De qualquer das maneiras, apesar do retrocesso abismal do continente africano e da pobreza que incorpora e grassa no seu seio, nada justifica qualquer tipo de acto de racismo contra os africanos ou afros ou qualquer outro tipo de etnia. O racismo é puramente estupidez e uma ofensa contra a criação de Deus, uma vez que somos todos feitos à imagem e semelhança Dele (Génesis 1:27)

A democracia nos Estados Unidos da América (EUA), em suma, é toda ela construída com base no preconceito, na discriminação, no abuso, na escravatura e no derramamento de sangue. Está fundamentado, acima de tudo, na supremacia dos brancos em relação aos afro-americanos. Por isso, falta ainda aos Estados Unidos da América (EUA), apropriando-nos das sugestivas palavras do Presidente Nelson Mandela, um longo caminho para a liberdade. É um verdadeiro sonho que ainda fica por realizar, na inspirada formulação do Activista dos Direitos Humanos Martin Luther King Jr.[13].  Um sonho, sem dúvida, que ainda fica por realizar… 


[1] Cfr. Alexis de Tocqueville, Da Democracia na América, Principia, Estoril, 2007, p. 368.
[2] Cfr. Alexis de Tocqueville, Da Democracia na América, p. 391.
[3] Cfr. Alexis de Tocqueville, Da Democracia na América, 368.
[4] Cfr. Alexis de Tocqueville, Da Democracia na América, 369.
[5] Cfr. Alexis de Tocqueville, Da Democracia na América, 370.
[6] Cfr. Alexis de Tocqueville, Da Democracia na América, 370.
[7] Cfr. Alexis de Tocqueville, Da Democracia na América, 371.
[8] Cfr. Alexis de Tocqueville, Da Democracia na América, 393.
[9] Cfr.

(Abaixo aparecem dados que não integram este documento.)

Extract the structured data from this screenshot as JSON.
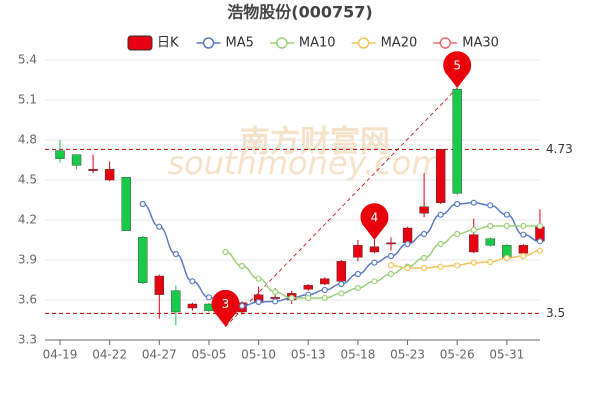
{
  "chart_data": {
    "type": "candlestick",
    "title": "浩物股份(000757)",
    "watermark": [
      "南方财富网",
      "southmoney.com"
    ],
    "categories": [
      "04-19",
      null,
      null,
      "04-22",
      null,
      null,
      "04-27",
      null,
      null,
      "05-05",
      null,
      null,
      "05-10",
      null,
      null,
      "05-13",
      null,
      null,
      "05-18",
      null,
      null,
      "05-23",
      null,
      null,
      "05-26",
      null,
      null,
      "05-31",
      null,
      null
    ],
    "candles": {
      "name": "日K",
      "up_color": "#e60012",
      "down_color": "#19c94a",
      "open": [
        4.72,
        4.69,
        4.57,
        4.5,
        4.52,
        4.07,
        3.64,
        3.67,
        3.54,
        3.57,
        3.5,
        3.51,
        3.58,
        3.61,
        3.6,
        3.68,
        3.72,
        3.74,
        3.92,
        3.96,
        4.02,
        4.03,
        4.25,
        4.33,
        5.18,
        3.96,
        4.06,
        4.01,
        3.95,
        4.04
      ],
      "close": [
        4.66,
        4.61,
        4.58,
        4.58,
        4.12,
        3.73,
        3.78,
        3.51,
        3.57,
        3.52,
        3.45,
        3.58,
        3.64,
        3.62,
        3.65,
        3.71,
        3.76,
        3.89,
        4.01,
        4.0,
        4.03,
        4.14,
        4.3,
        4.73,
        4.4,
        4.09,
        4.01,
        3.92,
        4.01,
        4.15
      ],
      "high": [
        4.8,
        4.69,
        4.69,
        4.64,
        4.52,
        4.08,
        3.79,
        3.71,
        3.58,
        3.58,
        3.51,
        3.59,
        3.7,
        3.69,
        3.67,
        3.72,
        3.77,
        3.9,
        4.05,
        4.05,
        4.07,
        4.15,
        4.55,
        4.73,
        5.19,
        4.21,
        4.07,
        4.02,
        4.02,
        4.28
      ],
      "low": [
        4.63,
        4.58,
        4.55,
        4.49,
        4.12,
        3.72,
        3.46,
        3.41,
        3.52,
        3.51,
        3.4,
        3.49,
        3.57,
        3.57,
        3.57,
        3.67,
        3.71,
        3.74,
        3.89,
        3.95,
        3.97,
        4.02,
        4.22,
        4.32,
        4.39,
        3.95,
        4.0,
        3.89,
        3.94,
        4.03
      ]
    },
    "series": [
      {
        "name": "MA5",
        "color": "#5b7bc4",
        "values": [
          null,
          null,
          null,
          null,
          null,
          4.32,
          4.15,
          3.945,
          3.74,
          3.62,
          3.56,
          3.555,
          3.585,
          3.59,
          3.615,
          3.64,
          3.675,
          3.72,
          3.795,
          3.88,
          3.93,
          4.02,
          4.095,
          4.24,
          4.32,
          4.33,
          4.31,
          4.24,
          4.09,
          4.04
        ]
      },
      {
        "name": "MA10",
        "color": "#9bd07a",
        "values": [
          null,
          null,
          null,
          null,
          null,
          null,
          null,
          null,
          null,
          null,
          3.96,
          3.855,
          3.76,
          3.66,
          3.615,
          3.615,
          3.615,
          3.65,
          3.69,
          3.74,
          3.795,
          3.85,
          3.915,
          4.02,
          4.095,
          4.125,
          4.155,
          4.155,
          4.155,
          4.155
        ]
      },
      {
        "name": "MA20",
        "color": "#f5c35a",
        "values": [
          null,
          null,
          null,
          null,
          null,
          null,
          null,
          null,
          null,
          null,
          null,
          null,
          null,
          null,
          null,
          null,
          null,
          null,
          null,
          null,
          3.86,
          3.84,
          3.84,
          3.85,
          3.86,
          3.88,
          3.885,
          3.915,
          3.93,
          3.97
        ]
      },
      {
        "name": "MA30",
        "color": "#ef6f6f",
        "values": [
          null,
          null,
          null,
          null,
          null,
          null,
          null,
          null,
          null,
          null,
          null,
          null,
          null,
          null,
          null,
          null,
          null,
          null,
          null,
          null,
          null,
          null,
          null,
          null,
          null,
          null,
          null,
          null,
          null,
          null
        ]
      }
    ],
    "hlines": [
      4.73,
      3.5
    ],
    "hline_color": "#c00000",
    "annotations": [
      {
        "label": "3",
        "index": 10,
        "value": 3.4
      },
      {
        "label": "4",
        "index": 19,
        "value": 4.05
      },
      {
        "label": "5",
        "index": 24,
        "value": 5.19
      }
    ],
    "annotation_color": "#e8000b",
    "ylim": [
      3.3,
      5.4
    ],
    "yticks": [
      3.3,
      3.6,
      3.9,
      4.2,
      4.5,
      4.8,
      5.1,
      5.4
    ],
    "grid": true
  }
}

Alexis de Tocqueville, Da Democracia na América, 393.
[10] Cfr. Paulo Otero, Instituições Políticas e Constitucionais, Almedina, Coimbra, 2007, p. 97.
[11] Cfr. Alexis de Tocqueville, Da Democracia na América, 392.
[12] Sobre a racialização da pobreza Eduardo Vera-Cruz Pinto, Curso Livre de Ética e Filosofia do Direito, Princípia, Cascais, p. 435 ss.
[13] Frase extraída no último discurso de Martin Luther King Jr. no dia 3 de Abril de 1968, tendo sido assassinado no dia seguinte, citado na sua Autobiografia Eu Tenho Um Sonho, Bizâncio, 2003, p. 389 ss.